ABD'nin yeni Ulusal Güvenlik Danışmanı olmaya hazırlanan Mike Flynn'in 15 Temmuz başarısız darbe girişimi günü yaptığı bir konuşmada söz konusu askeri müdahaleye yönelik sıcak ifadeler kullandığı ortaya çıktı. İşte başkan seçilen Donald Trump'ın ultra milliyetçi yardımcısının portresi ve önemli başlıklarla ilgili görüşleri...
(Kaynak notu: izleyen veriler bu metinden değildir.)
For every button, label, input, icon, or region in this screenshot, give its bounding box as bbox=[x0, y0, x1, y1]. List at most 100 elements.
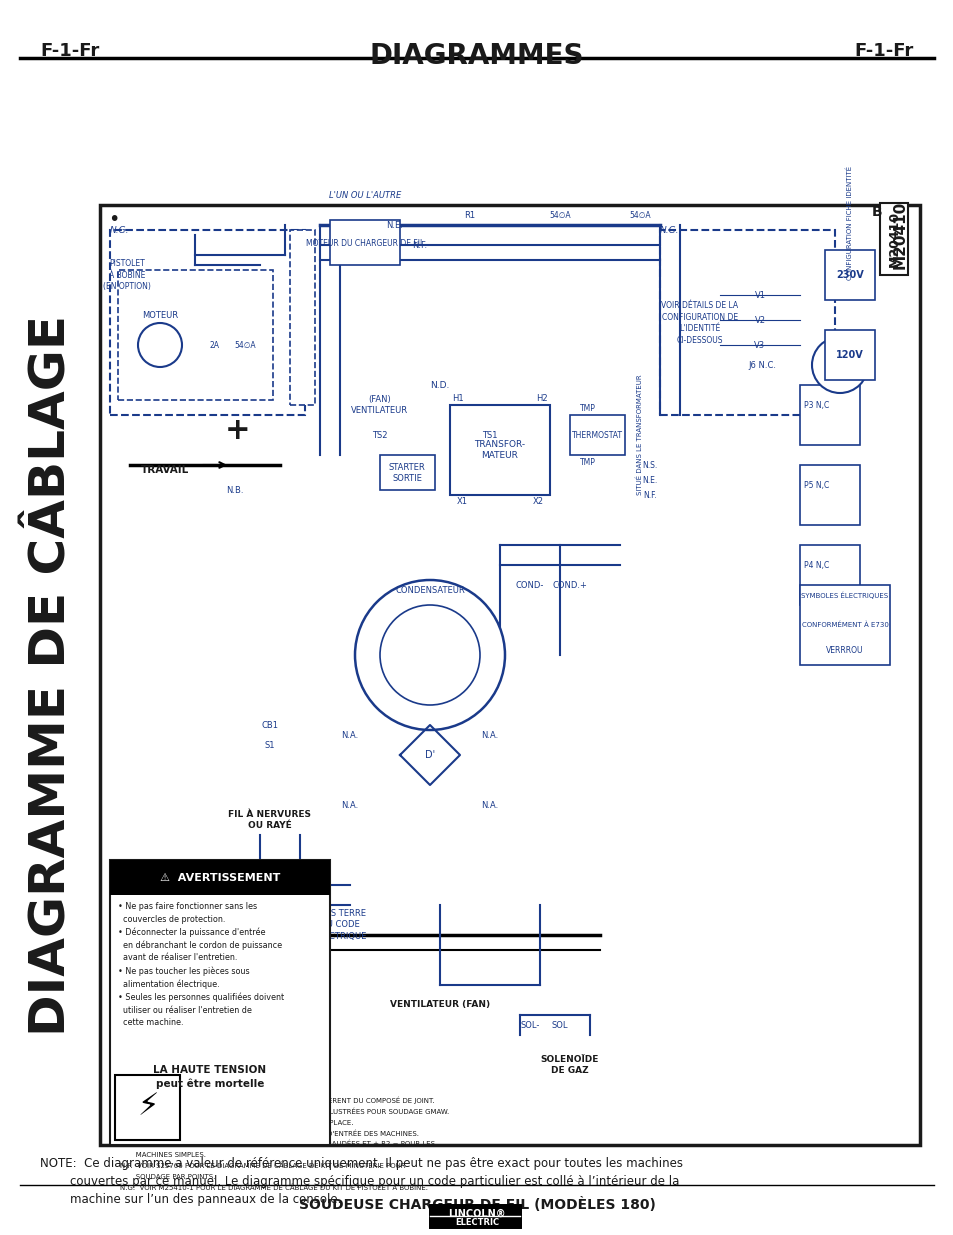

İRLANDA kökenli. Ekonomik durumu kötü, ABD'ye 20'nci yüzyılın başında göç etmiş bir ailede büyüyor. Rhode Island Eyaleti'nde küçükken bir gece hapis yatmasına neden olacak kavgacı bir gençlik döneminin ardından da Amerikan ordusuna yazılıyor.

SERT ASKER: Dört ay önce çıkan kitabı "Savaş Alanı: Radikal İslam ve onun müttefiklerine karşı süren küresel savaşı nasıl kazanabiliriz" başlıklı kitabında da uzun uzun anlattığı bir bölüm var. Gençken aldığı cankurtaranlık eğitimi sayesinde, bir gün görevdeyken fırtınada dalgaların arasında kalan iki askeri suya atlayıp nasıl boğulmaktan kurtardığını anlatan kısım. Flynn'in en iyi özetleyen bölümlerden biri belki de. Ani karar veren, cesur, ancak çoğu kişiye göre fevri. O gün suda kendisi de ölebileceği halde, düşünmeden o sırada inandığı doğruya göre hareket eden sert bir asker.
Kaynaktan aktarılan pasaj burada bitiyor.